Supostamente, a entrada de homens desacompanhados é proibida para garantir um clima descontraído para as mulheres. Um ou outro, no entanto, consegue passar pelo controle da recepção, mas depois fica meio deslocado. “Uma moça me mostrou a bolsa dela cheia de brinquedinhos eróticos”, me disse um deles, com uma cara de chocado. Nesse momento, uma sueca do tipo gostosa que passava por perto e ouviu nossa conversa confirmou a história. “Na última festa ela estava se divertindo com seus brinquedinhos naquela outra garota ali”, diz. “Elas gemiam para todos ouvirem. Foi muito engraçado.” De fato, a atmosfera é um mistura de bizarro e divertido. Para garantir uma certa ordem, há seguranças circulando. Eles mantêm um olho no comportamento dos homens e outro no consumo de drogas — quem for pego é expulso na hora.
“Essas festas são o máximo de fantasia que se pode trazer para a vida real”

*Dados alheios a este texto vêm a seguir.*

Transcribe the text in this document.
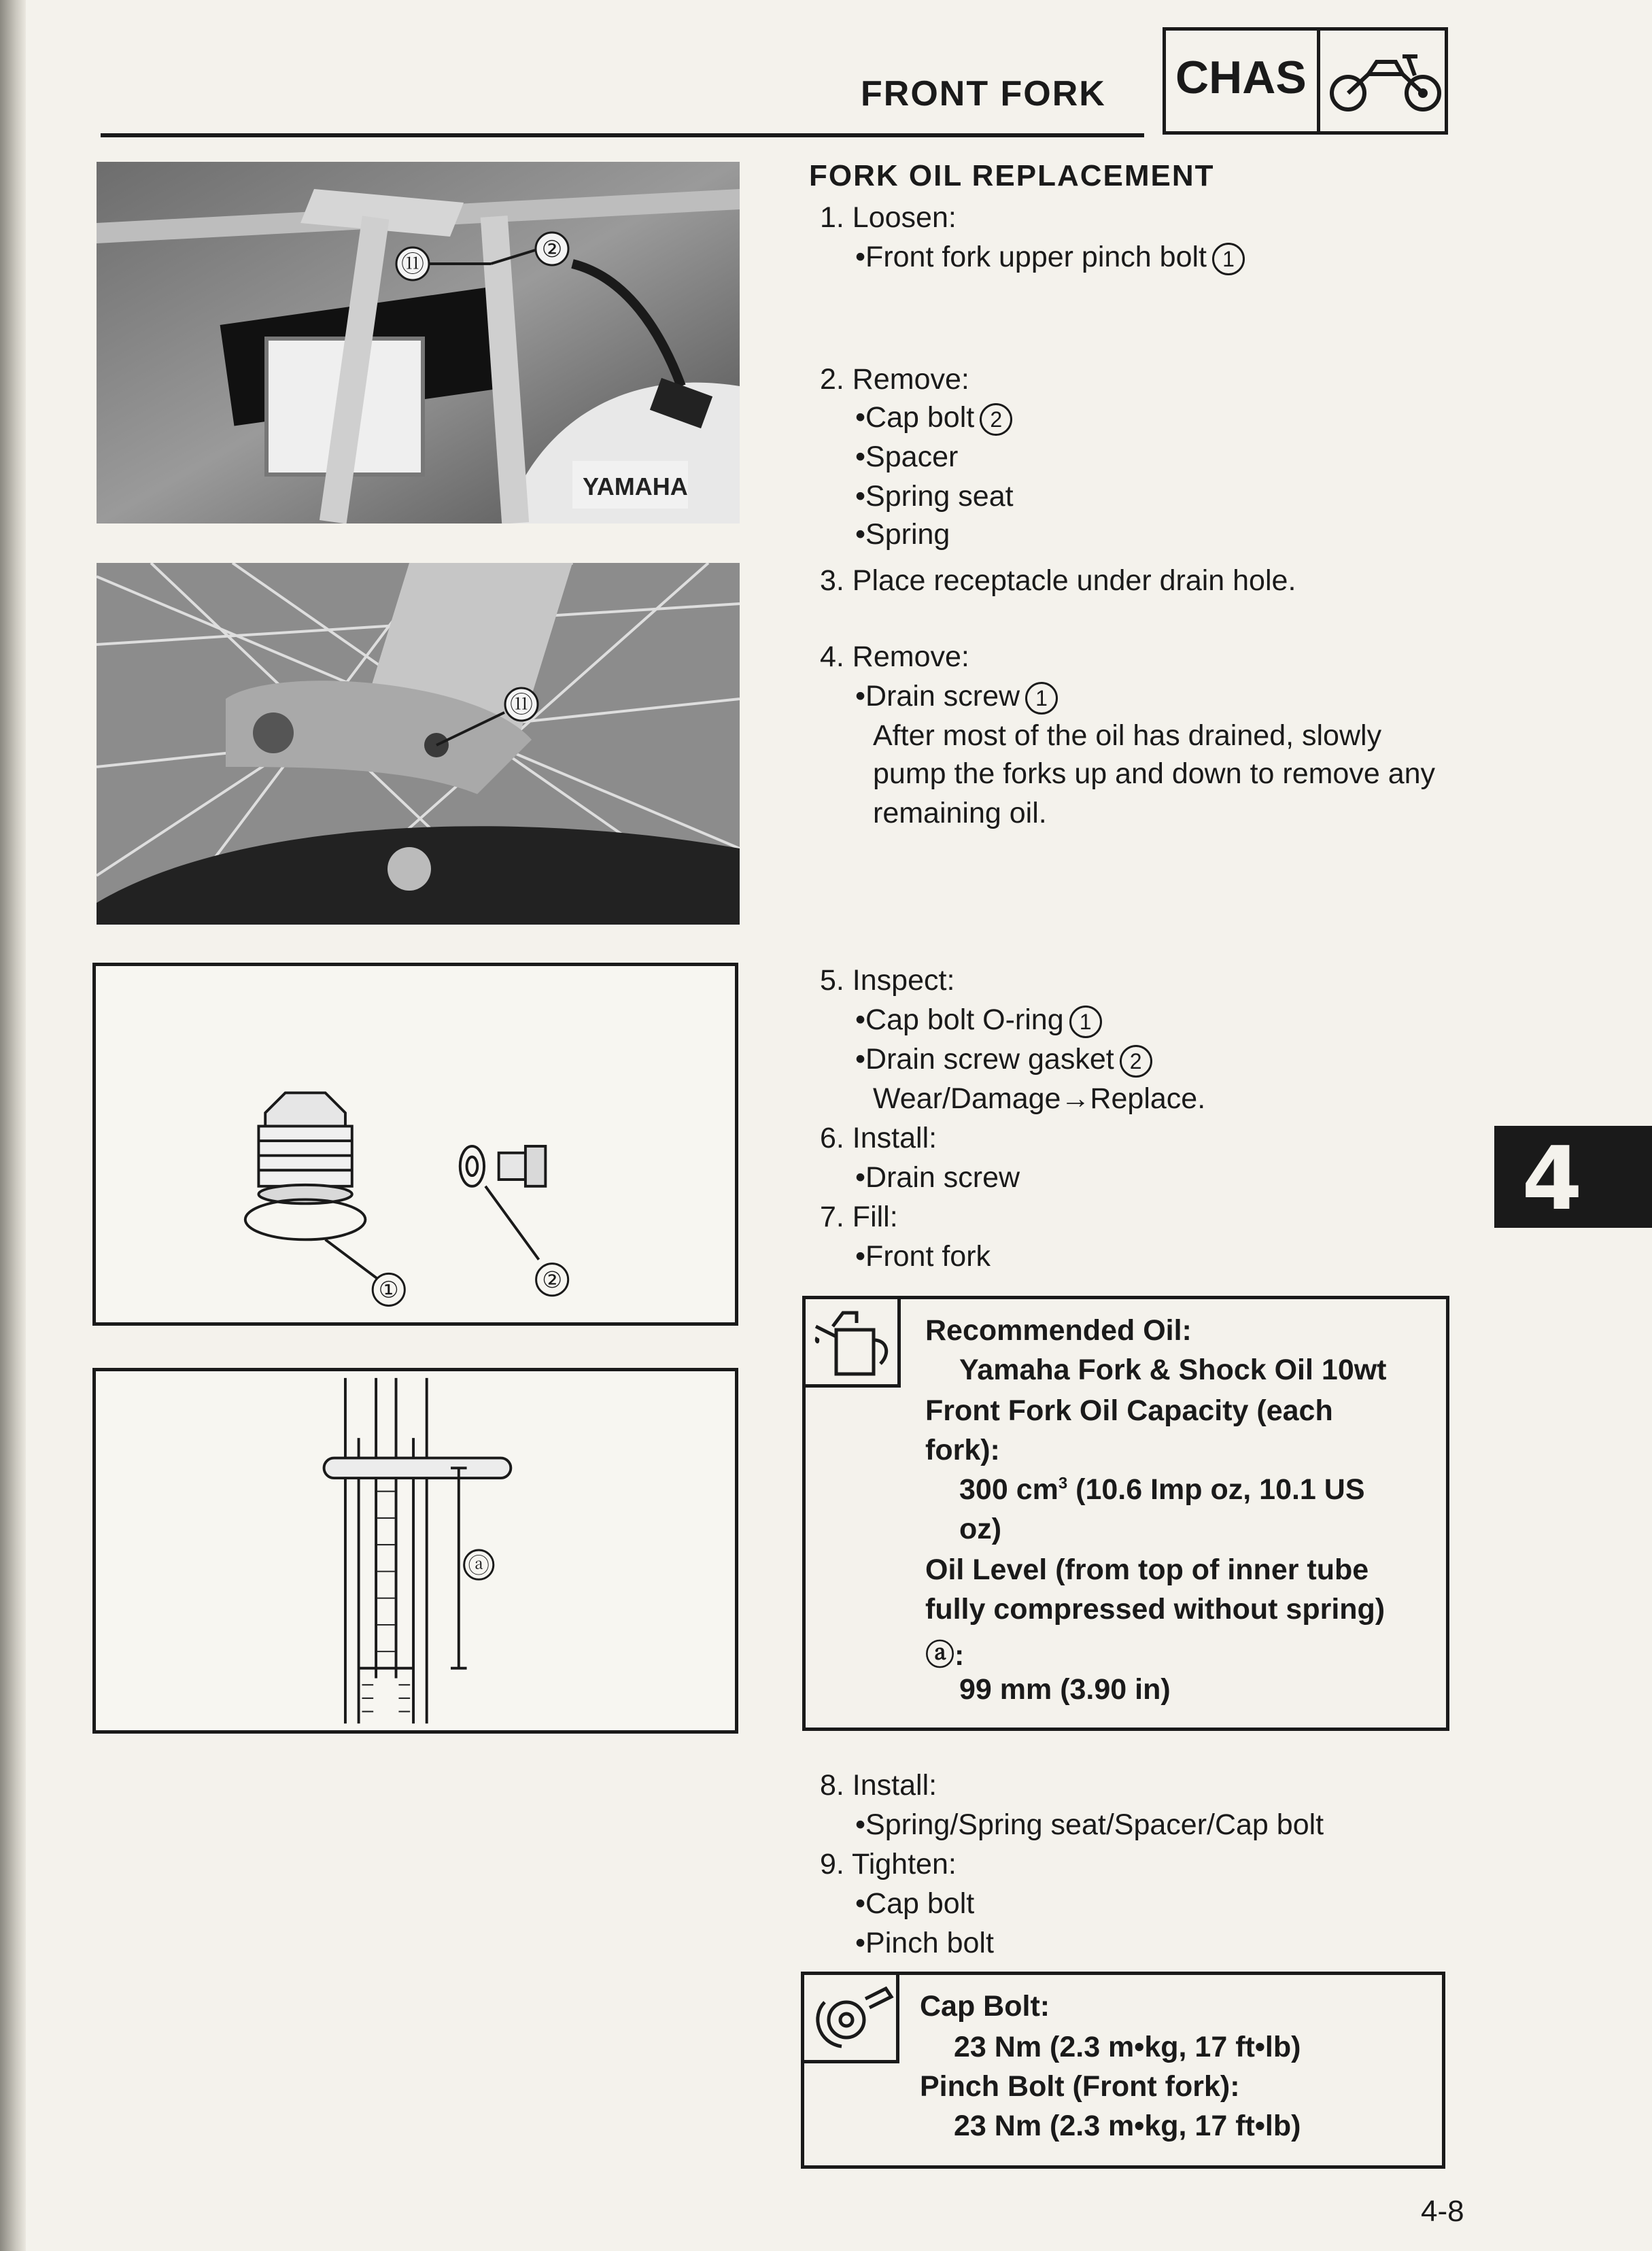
FRONT FORK CHAS
YAMAHA
⑪
②
⑪
①	②
ⓐ
FORK OIL REPLACEMENT
1. Loosen:
•Front fork upper pinch bolt 1
2. Remove:
•Cap bolt 2
•Spacer
•Spring seat
•Spring
3. Place receptacle under drain hole.
4. Remove:
•Drain screw 1
After most of the oil has drained, slowly
pump the forks up and down to remove any
remaining oil.
5. Inspect:
•Cap bolt O-ring 1
•Drain screw gasket 2
Wear/Damage→Replace.
6. Install:
•Drain screw
7. Fill:
•Front fork
Recommended Oil:
Yamaha Fork & Shock Oil 10wt
Front Fork Oil Capacity (each
fork):
300 $cm^3$ (10.6 Imp oz, 10.1 US
oz)
Oil Level (from top of inner tube
fully compressed without spring)
ⓐ:
99 mm (3.90 in)
8. Install:
•Spring/Spring seat/Spacer/Cap bolt
9. Tighten:
•Cap bolt
•Pinch bolt
Cap Bolt:
23 Nm (2.3 m•kg, 17 ft•lb)
Pinch Bolt (Front fork):
23 Nm (2.3 m•kg, 17 ft•lb)
4
4-8
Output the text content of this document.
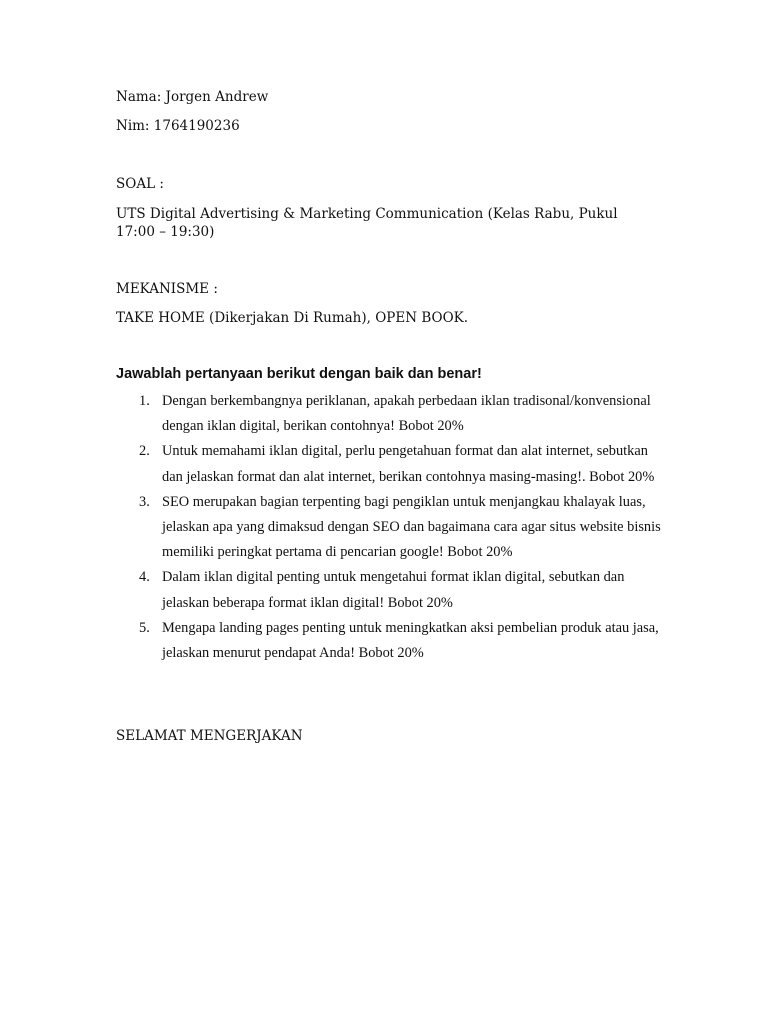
Nama: Jorgen Andrew
Nim: 1764190236
SOAL :
UTS Digital Advertising & Marketing Communication (Kelas Rabu, Pukul 17:00 – 19:30)
MEKANISME :
TAKE HOME (Dikerjakan Di Rumah), OPEN BOOK.
Jawablah pertanyaan berikut dengan baik dan benar!
1. Dengan berkembangnya periklanan, apakah perbedaan iklan tradisonal/konvensional dengan iklan digital, berikan contohnya! Bobot 20%
2. Untuk memahami iklan digital, perlu pengetahuan format dan alat internet, sebutkan dan jelaskan format dan alat internet, berikan contohnya masing-masing!. Bobot 20%
3. SEO merupakan bagian terpenting bagi pengiklan untuk menjangkau khalayak luas, jelaskan apa yang dimaksud dengan SEO dan bagaimana cara agar situs website bisnis memiliki peringkat pertama di pencarian google! Bobot 20%
4. Dalam iklan digital penting untuk mengetahui format iklan digital, sebutkan dan jelaskan beberapa format iklan digital! Bobot 20%
5. Mengapa landing pages penting untuk meningkatkan aksi pembelian produk atau jasa, jelaskan menurut pendapat Anda! Bobot 20%
SELAMAT MENGERJAKAN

Passado um tempo desde o começo da festa, o clima esquentou. Nas camas onde antes as pessoas conversavam, havia casais transando em todas as posições que se possa imaginar. Um deles fazia um ménage clássico, com duas mulheres e um homem. Um outro casal não teve a mesma sorte e ainda procurava uma garota para transar com eles. “Essa não, é muito baixa. Que tal aquela?”, eles conversavam. No corredor, mais casais, mais conversas engraçadas. “Nós precisamos voltar pra casa a tempo de acordar as crianças”, disse uma das mulheres. “Jura que você tem filhos? Seu corpo ainda está tão bonito!”, respondeu a outra. Enquanto essas cenas iam acontecendo em paralelo, algumas pessoas assistiam sem participar. “É o máximo de fantasia que se pode trazer para a vida real”, disse uma dessas “espectadoras”.
Elas escolhem os homens para transar. Muitas gostam de um ménage
Apesar de não entrar no swing, Emma Sayle diz que adora ver como as mulheres se sentem poderosas no Killing Kittens. “Elas não estão tentando ser como os homens. Simplesmente estão respeitando suas necessidades sexuais.” Suas clientes parecem satisfeitas. “Foi a melhor coisa que eu já fiz. Extravaso tudo aqui dentro e, lá fora, levo uma vida normal”, afirma uma delas. Sinal de que o jeito rentável que Emma achou para ganhar a vida está dando certo. Pode, no entanto, não ser por muito tempo. Mais uma de suas contradições, ela espera o homem certo para, se preciso for, largar tudo. “Se isso acontecesse, eu poderia virar dona de casa e ficar cuidando das crianças.”